A verdade é que ambos os lados precisam ceder
Os C-levels precisam aceitar que o futebol não é um mercado convencional. Na “bola”, a lógica do produto e do cliente é mais complexa. O torcedor não é um consumidor comum — ele é passional, irracional e, muitas vezes, incapaz de aceitar decisões que façam sentido no papel, mas firam o seu orgulho ou apego emocional.
Por outro lado, quem vive o futebol de lado de dentro — dirigentes tradicionais, conselheiros, profissionais de vestiário, atletas etc — precisa compreender que a conta precisa fechar.

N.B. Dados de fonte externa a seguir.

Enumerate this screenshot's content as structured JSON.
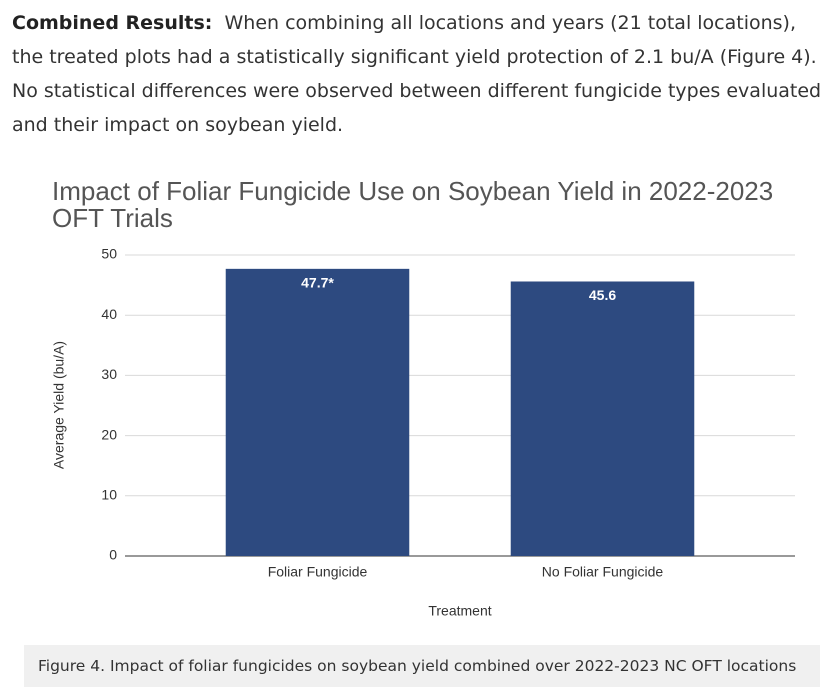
{
  "paragraph": {
    "lead": "Combined Results:",
    "text": "When combining all locations and years (21 total locations), the treated plots had a statistically significant yield protection of 2.1 bu/A (Figure 4). No statistical differences were observed between different fungicide types evaluated and their impact on soybean yield."
  },
  "chart_data": {
    "type": "bar",
    "title": "Impact of Foliar Fungicide Use on Soybean Yield in 2022-2023 OFT Trials",
    "x_label": "Treatment",
    "y_label": "Average Yield (bu/A)",
    "categories": [
      "Foliar Fungicide",
      "No Foliar Fungicide"
    ],
    "values": [
      47.7,
      45.6
    ],
    "value_labels": [
      "47.7*",
      "45.6"
    ],
    "color": "#2d4a80",
    "ylim": [
      0,
      50
    ],
    "yticks": [
      0,
      10,
      20,
      30,
      40,
      50
    ],
    "grid": true
  },
  "caption": "Figure 4. Impact of foliar fungicides on soybean yield combined over 2022-2023 NC OFT locations"
}
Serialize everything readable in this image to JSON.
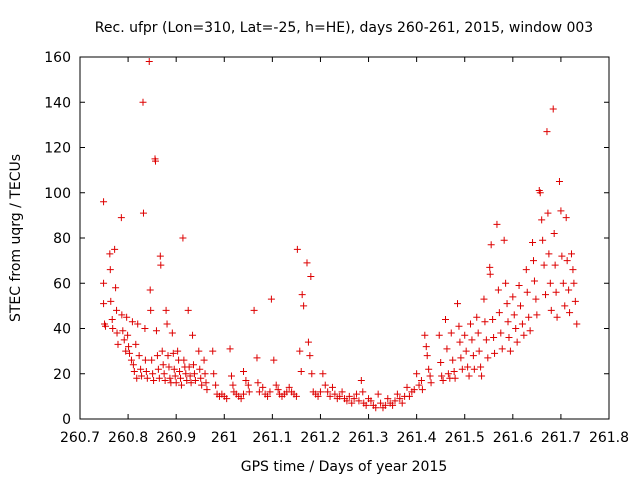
{
  "chart_data": {
    "type": "scatter",
    "title": "Rec. ufpr (Lon=310, Lat=-25, h=HE), days 260-261, 2015, window 003",
    "xlabel": "GPS time / Days of year 2015",
    "ylabel": "STEC from uqrg / TECUs",
    "xlim": [
      260.7,
      261.8
    ],
    "ylim": [
      0,
      160
    ],
    "xticks": [
      260.7,
      260.8,
      260.9,
      261.0,
      261.1,
      261.2,
      261.3,
      261.4,
      261.5,
      261.6,
      261.7,
      261.8
    ],
    "xtick_labels": [
      "260.7",
      "260.8",
      "260.9",
      "261",
      "261.1",
      "261.2",
      "261.3",
      "261.4",
      "261.5",
      "261.6",
      "261.7",
      "261.8"
    ],
    "yticks": [
      0,
      20,
      40,
      60,
      80,
      100,
      120,
      140,
      160
    ],
    "ytick_labels": [
      "0",
      "20",
      "40",
      "60",
      "80",
      "100",
      "120",
      "140",
      "160"
    ],
    "grid": false,
    "marker": "plus",
    "color": "#dd0000",
    "points": [
      [
        260.749,
        96
      ],
      [
        260.749,
        60
      ],
      [
        260.749,
        51
      ],
      [
        260.751,
        42
      ],
      [
        260.753,
        41
      ],
      [
        260.762,
        73
      ],
      [
        260.763,
        66
      ],
      [
        260.764,
        52
      ],
      [
        260.767,
        44
      ],
      [
        260.768,
        40
      ],
      [
        260.772,
        75
      ],
      [
        260.774,
        58
      ],
      [
        260.776,
        48
      ],
      [
        260.777,
        38
      ],
      [
        260.779,
        33
      ],
      [
        260.786,
        89
      ],
      [
        260.787,
        46
      ],
      [
        260.789,
        39
      ],
      [
        260.792,
        35
      ],
      [
        260.795,
        30
      ],
      [
        260.797,
        45
      ],
      [
        260.799,
        37
      ],
      [
        260.801,
        32
      ],
      [
        260.803,
        29
      ],
      [
        260.807,
        26
      ],
      [
        260.809,
        43
      ],
      [
        260.811,
        24
      ],
      [
        260.813,
        21
      ],
      [
        260.816,
        33
      ],
      [
        260.818,
        18
      ],
      [
        260.82,
        42
      ],
      [
        260.823,
        28
      ],
      [
        260.826,
        22
      ],
      [
        260.828,
        19
      ],
      [
        260.831,
        140
      ],
      [
        260.832,
        91
      ],
      [
        260.835,
        40
      ],
      [
        260.836,
        26
      ],
      [
        260.838,
        21
      ],
      [
        260.84,
        18
      ],
      [
        260.844,
        158
      ],
      [
        260.846,
        57
      ],
      [
        260.847,
        48
      ],
      [
        260.849,
        26
      ],
      [
        260.851,
        20
      ],
      [
        260.853,
        17
      ],
      [
        260.856,
        115
      ],
      [
        260.857,
        114
      ],
      [
        260.859,
        39
      ],
      [
        260.861,
        28
      ],
      [
        260.863,
        22
      ],
      [
        260.865,
        18
      ],
      [
        260.867,
        72
      ],
      [
        260.868,
        68
      ],
      [
        260.871,
        30
      ],
      [
        260.873,
        24
      ],
      [
        260.875,
        20
      ],
      [
        260.877,
        17
      ],
      [
        260.879,
        48
      ],
      [
        260.881,
        42
      ],
      [
        260.883,
        28
      ],
      [
        260.885,
        23
      ],
      [
        260.887,
        18
      ],
      [
        260.889,
        16
      ],
      [
        260.892,
        38
      ],
      [
        260.894,
        29
      ],
      [
        260.896,
        22
      ],
      [
        260.898,
        19
      ],
      [
        260.9,
        16
      ],
      [
        260.903,
        30
      ],
      [
        260.905,
        26
      ],
      [
        260.907,
        21
      ],
      [
        260.909,
        18
      ],
      [
        260.911,
        15
      ],
      [
        260.914,
        80
      ],
      [
        260.916,
        26
      ],
      [
        260.918,
        23
      ],
      [
        260.92,
        20
      ],
      [
        260.922,
        17
      ],
      [
        260.925,
        48
      ],
      [
        260.927,
        23
      ],
      [
        260.929,
        19
      ],
      [
        260.931,
        16
      ],
      [
        260.934,
        37
      ],
      [
        260.936,
        24
      ],
      [
        260.938,
        20
      ],
      [
        260.94,
        17
      ],
      [
        260.947,
        30
      ],
      [
        260.949,
        22
      ],
      [
        260.951,
        18
      ],
      [
        260.953,
        15
      ],
      [
        260.958,
        26
      ],
      [
        260.96,
        20
      ],
      [
        260.962,
        16
      ],
      [
        260.964,
        13
      ],
      [
        260.976,
        30
      ],
      [
        260.978,
        20
      ],
      [
        260.982,
        15
      ],
      [
        260.985,
        11
      ],
      [
        260.99,
        10
      ],
      [
        260.995,
        11
      ],
      [
        261.0,
        10
      ],
      [
        261.005,
        9
      ],
      [
        261.012,
        31
      ],
      [
        261.015,
        19
      ],
      [
        261.018,
        15
      ],
      [
        261.02,
        12
      ],
      [
        261.025,
        11
      ],
      [
        261.03,
        10
      ],
      [
        261.035,
        9
      ],
      [
        261.04,
        11
      ],
      [
        261.04,
        21
      ],
      [
        261.045,
        17
      ],
      [
        261.05,
        15
      ],
      [
        261.052,
        12
      ],
      [
        261.062,
        48
      ],
      [
        261.068,
        27
      ],
      [
        261.07,
        16
      ],
      [
        261.073,
        12
      ],
      [
        261.08,
        14
      ],
      [
        261.085,
        11
      ],
      [
        261.09,
        10
      ],
      [
        261.095,
        12
      ],
      [
        261.098,
        53
      ],
      [
        261.103,
        26
      ],
      [
        261.108,
        15
      ],
      [
        261.112,
        13
      ],
      [
        261.115,
        11
      ],
      [
        261.12,
        10
      ],
      [
        261.125,
        11
      ],
      [
        261.13,
        12
      ],
      [
        261.135,
        14
      ],
      [
        261.14,
        12
      ],
      [
        261.145,
        11
      ],
      [
        261.15,
        10
      ],
      [
        261.152,
        75
      ],
      [
        261.157,
        30
      ],
      [
        261.16,
        21
      ],
      [
        261.162,
        55
      ],
      [
        261.165,
        50
      ],
      [
        261.172,
        69
      ],
      [
        261.175,
        34
      ],
      [
        261.178,
        28
      ],
      [
        261.18,
        63
      ],
      [
        261.182,
        20
      ],
      [
        261.185,
        12
      ],
      [
        261.19,
        11
      ],
      [
        261.195,
        10
      ],
      [
        261.2,
        12
      ],
      [
        261.205,
        20
      ],
      [
        261.21,
        15
      ],
      [
        261.215,
        12
      ],
      [
        261.22,
        10
      ],
      [
        261.225,
        14
      ],
      [
        261.23,
        11
      ],
      [
        261.235,
        9
      ],
      [
        261.24,
        10
      ],
      [
        261.245,
        12
      ],
      [
        261.25,
        9
      ],
      [
        261.255,
        8
      ],
      [
        261.26,
        10
      ],
      [
        261.265,
        7
      ],
      [
        261.27,
        9
      ],
      [
        261.275,
        11
      ],
      [
        261.28,
        8
      ],
      [
        261.285,
        17
      ],
      [
        261.288,
        12
      ],
      [
        261.29,
        7
      ],
      [
        261.295,
        6
      ],
      [
        261.3,
        9
      ],
      [
        261.305,
        8
      ],
      [
        261.31,
        6
      ],
      [
        261.315,
        5
      ],
      [
        261.32,
        11
      ],
      [
        261.325,
        7
      ],
      [
        261.33,
        5
      ],
      [
        261.335,
        6
      ],
      [
        261.34,
        9
      ],
      [
        261.345,
        7
      ],
      [
        261.35,
        6
      ],
      [
        261.355,
        8
      ],
      [
        261.36,
        11
      ],
      [
        261.365,
        9
      ],
      [
        261.37,
        7
      ],
      [
        261.375,
        10
      ],
      [
        261.38,
        14
      ],
      [
        261.385,
        10
      ],
      [
        261.39,
        12
      ],
      [
        261.395,
        13
      ],
      [
        261.4,
        20
      ],
      [
        261.405,
        15
      ],
      [
        261.41,
        17
      ],
      [
        261.412,
        13
      ],
      [
        261.417,
        37
      ],
      [
        261.42,
        32
      ],
      [
        261.422,
        28
      ],
      [
        261.425,
        22
      ],
      [
        261.428,
        19
      ],
      [
        261.43,
        16
      ],
      [
        261.447,
        37
      ],
      [
        261.45,
        25
      ],
      [
        261.452,
        19
      ],
      [
        261.455,
        17
      ],
      [
        261.46,
        44
      ],
      [
        261.463,
        31
      ],
      [
        261.466,
        20
      ],
      [
        261.469,
        18
      ],
      [
        261.472,
        38
      ],
      [
        261.475,
        26
      ],
      [
        261.478,
        21
      ],
      [
        261.48,
        18
      ],
      [
        261.485,
        51
      ],
      [
        261.488,
        41
      ],
      [
        261.49,
        34
      ],
      [
        261.492,
        27
      ],
      [
        261.495,
        22
      ],
      [
        261.5,
        37
      ],
      [
        261.503,
        30
      ],
      [
        261.506,
        23
      ],
      [
        261.509,
        19
      ],
      [
        261.512,
        42
      ],
      [
        261.515,
        35
      ],
      [
        261.518,
        28
      ],
      [
        261.52,
        22
      ],
      [
        261.525,
        45
      ],
      [
        261.528,
        38
      ],
      [
        261.53,
        30
      ],
      [
        261.533,
        23
      ],
      [
        261.535,
        19
      ],
      [
        261.54,
        53
      ],
      [
        261.542,
        43
      ],
      [
        261.545,
        35
      ],
      [
        261.548,
        27
      ],
      [
        261.552,
        67
      ],
      [
        261.553,
        64
      ],
      [
        261.555,
        77
      ],
      [
        261.558,
        44
      ],
      [
        261.56,
        36
      ],
      [
        261.562,
        29
      ],
      [
        261.567,
        86
      ],
      [
        261.57,
        57
      ],
      [
        261.572,
        47
      ],
      [
        261.575,
        38
      ],
      [
        261.578,
        31
      ],
      [
        261.582,
        79
      ],
      [
        261.585,
        60
      ],
      [
        261.588,
        51
      ],
      [
        261.59,
        43
      ],
      [
        261.592,
        36
      ],
      [
        261.595,
        30
      ],
      [
        261.6,
        54
      ],
      [
        261.603,
        46
      ],
      [
        261.606,
        40
      ],
      [
        261.609,
        34
      ],
      [
        261.613,
        59
      ],
      [
        261.616,
        50
      ],
      [
        261.62,
        42
      ],
      [
        261.623,
        37
      ],
      [
        261.628,
        66
      ],
      [
        261.63,
        56
      ],
      [
        261.633,
        45
      ],
      [
        261.636,
        39
      ],
      [
        261.641,
        78
      ],
      [
        261.643,
        70
      ],
      [
        261.645,
        61
      ],
      [
        261.648,
        53
      ],
      [
        261.65,
        46
      ],
      [
        261.655,
        101
      ],
      [
        261.657,
        100
      ],
      [
        261.66,
        88
      ],
      [
        261.662,
        79
      ],
      [
        261.665,
        68
      ],
      [
        261.668,
        55
      ],
      [
        261.671,
        127
      ],
      [
        261.673,
        91
      ],
      [
        261.675,
        73
      ],
      [
        261.678,
        60
      ],
      [
        261.68,
        48
      ],
      [
        261.684,
        137
      ],
      [
        261.686,
        82
      ],
      [
        261.688,
        68
      ],
      [
        261.69,
        56
      ],
      [
        261.692,
        45
      ],
      [
        261.697,
        105
      ],
      [
        261.7,
        92
      ],
      [
        261.702,
        72
      ],
      [
        261.705,
        60
      ],
      [
        261.708,
        50
      ],
      [
        261.711,
        89
      ],
      [
        261.713,
        70
      ],
      [
        261.716,
        57
      ],
      [
        261.718,
        47
      ],
      [
        261.722,
        73
      ],
      [
        261.725,
        66
      ],
      [
        261.727,
        60
      ],
      [
        261.73,
        52
      ],
      [
        261.733,
        42
      ]
    ]
  }
}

Que o modelo “gasta-se hoje e depois a gente vê” já quebrou clubes demais, e que é impossível sustentar competitividade sem gestão financeira, planejamento e governança.
Futebol brasileiro vive de soluções emergenciais
E para apimentar ainda mais, a imprensa esportiva vive em um eterno dilema que consiste em pedir mudanças estruturais, trabalhos de longo prazo e, ao mesmo tempo, agradar ao público que a acompanha, que consome e pede o polêmico, o trágico, o bizarro e o cômico.
O futebol brasileiro vive, há muitas décadas, de soluções emergenciais. De dirigentes que trocam técnicos a cada três rodadas, de orçamentos inflados por dívidas impagáveis e de contratações por impulso para acalmar a arquibancada. Isso não se sustenta mais. Não em um cenário em que SAFs surgem, investidores chegam e a cobrança por resultados estruturais passa a ser real.
A boa notícia é que esse movimento é irreversível. Clubes estão se profissionalizando, investindo em estrutura, organizando suas finanças e contratando profissionais que, antes, sequer consideravam trabalhar no futebol. Mas o caminho será de atrito. Porque administrar paixão com racionalidade não é tarefa simples.
O desafio está em encontrar o ponto de equilíbrio. Saber que o futebol precisa ser sustentável, mas sem perder sua essência. Que a decisão de vender um ídolo ou de não contratar um medalhão precisa ter respaldo, mas também sensibilidade. Que a planilha e a paixão podem — e devem — conviver de uma forma mais harmônica.
No fim, o futebol continuará sendo decidido em campo. Mas se fora dele a gestão não for séria, estratégica e responsável, não haverá craque ou torcida capaz de impedir o fracasso.
O futebol mudou. Só falta avisar todo mundo.